Europol announced that 34 individuals who paid for distributed denial-of-service (DDoS) services have been arrested. The organization’s European Cybercrime Center collaborated with the Federal Bureau of Investigation and law enforcement agencies from a swath of other countries to carry out the operation.

Representatives from Australia, Belgium, France, Hungary, Lithuania, the Netherlands, Norway, Portugal, Romania, Spain, Sweden, the United Kingdom, and the United States teamed up to carry out the crackdown. As well as the 34 individuals who were arrested, 100 more were questioned and cautioned between December 5 and Friday, according to a report published on security expert Graham Cluley’s website.

The difference between this and other efforts to quell attacks of this kind is the fact that individuals who paid to have DDoS operations carried out are being targeted, rather than botnet operators. This seems to be an indication that authorities are willing to pursue all elements involved with the practice, rather than focusing on those at the source.

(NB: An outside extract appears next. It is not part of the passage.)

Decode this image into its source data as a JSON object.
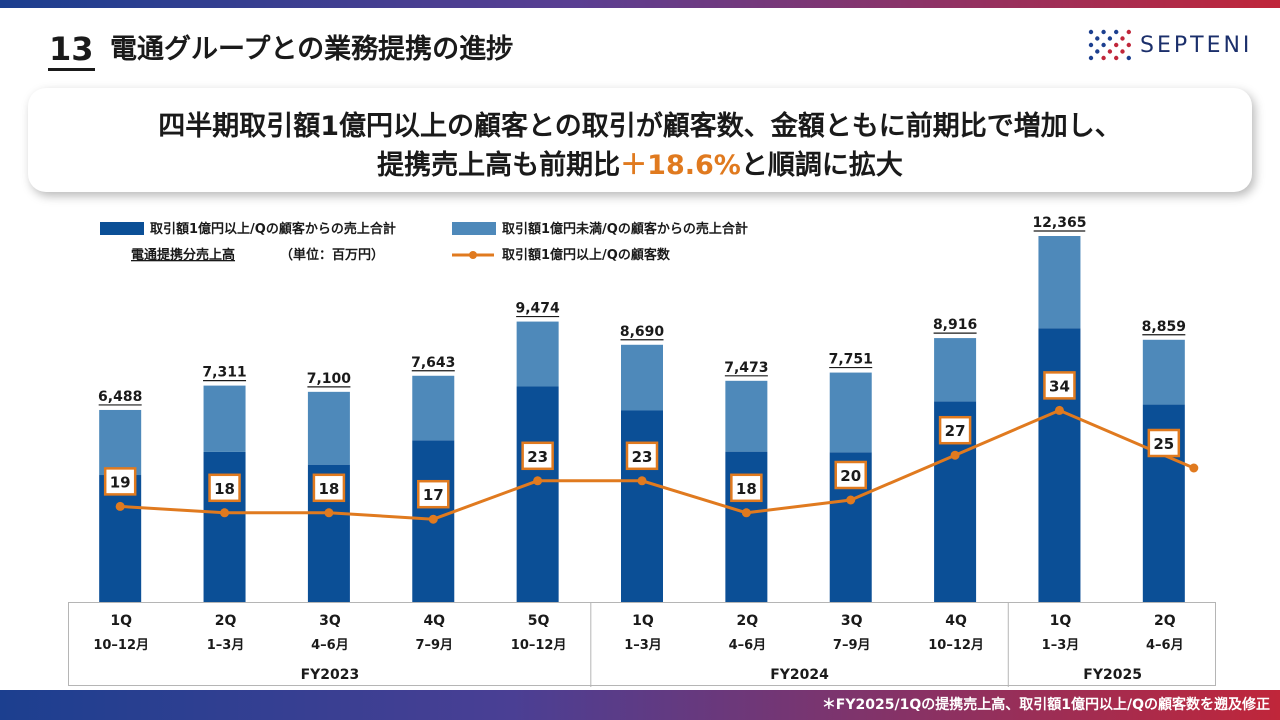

More: Thanks but no thanks: WikiLeaks asks its supporters to stop DDoS attacks

Sean Sharma, a 26-year-old graduate student at the University of Southern California, was among those arrested. Sharma stands accused of using booters and stressers — two types of services that are commonly employed in DDoS attacks — to take a San Francisco-based chat company’s website offline.

Apparently, many of the people who were arrested as part of the operation were under the age of 20. “Many IT enthusiasts get involved in seemingly low-level fringe cybercrime activities from a young age, unaware of the consequences that such crimes carry,” read a statement published by Europol.

This large-scale operation is only the “kick-off” of a prevention campaign being carried out across all the countries involved in the effort. Cybercrime is a growing concern for law enforcement agencies all around the world, so it makes a lot of sense for authorities to reach out to younger people in an effort to prevent them from getting caught up in criminal activities.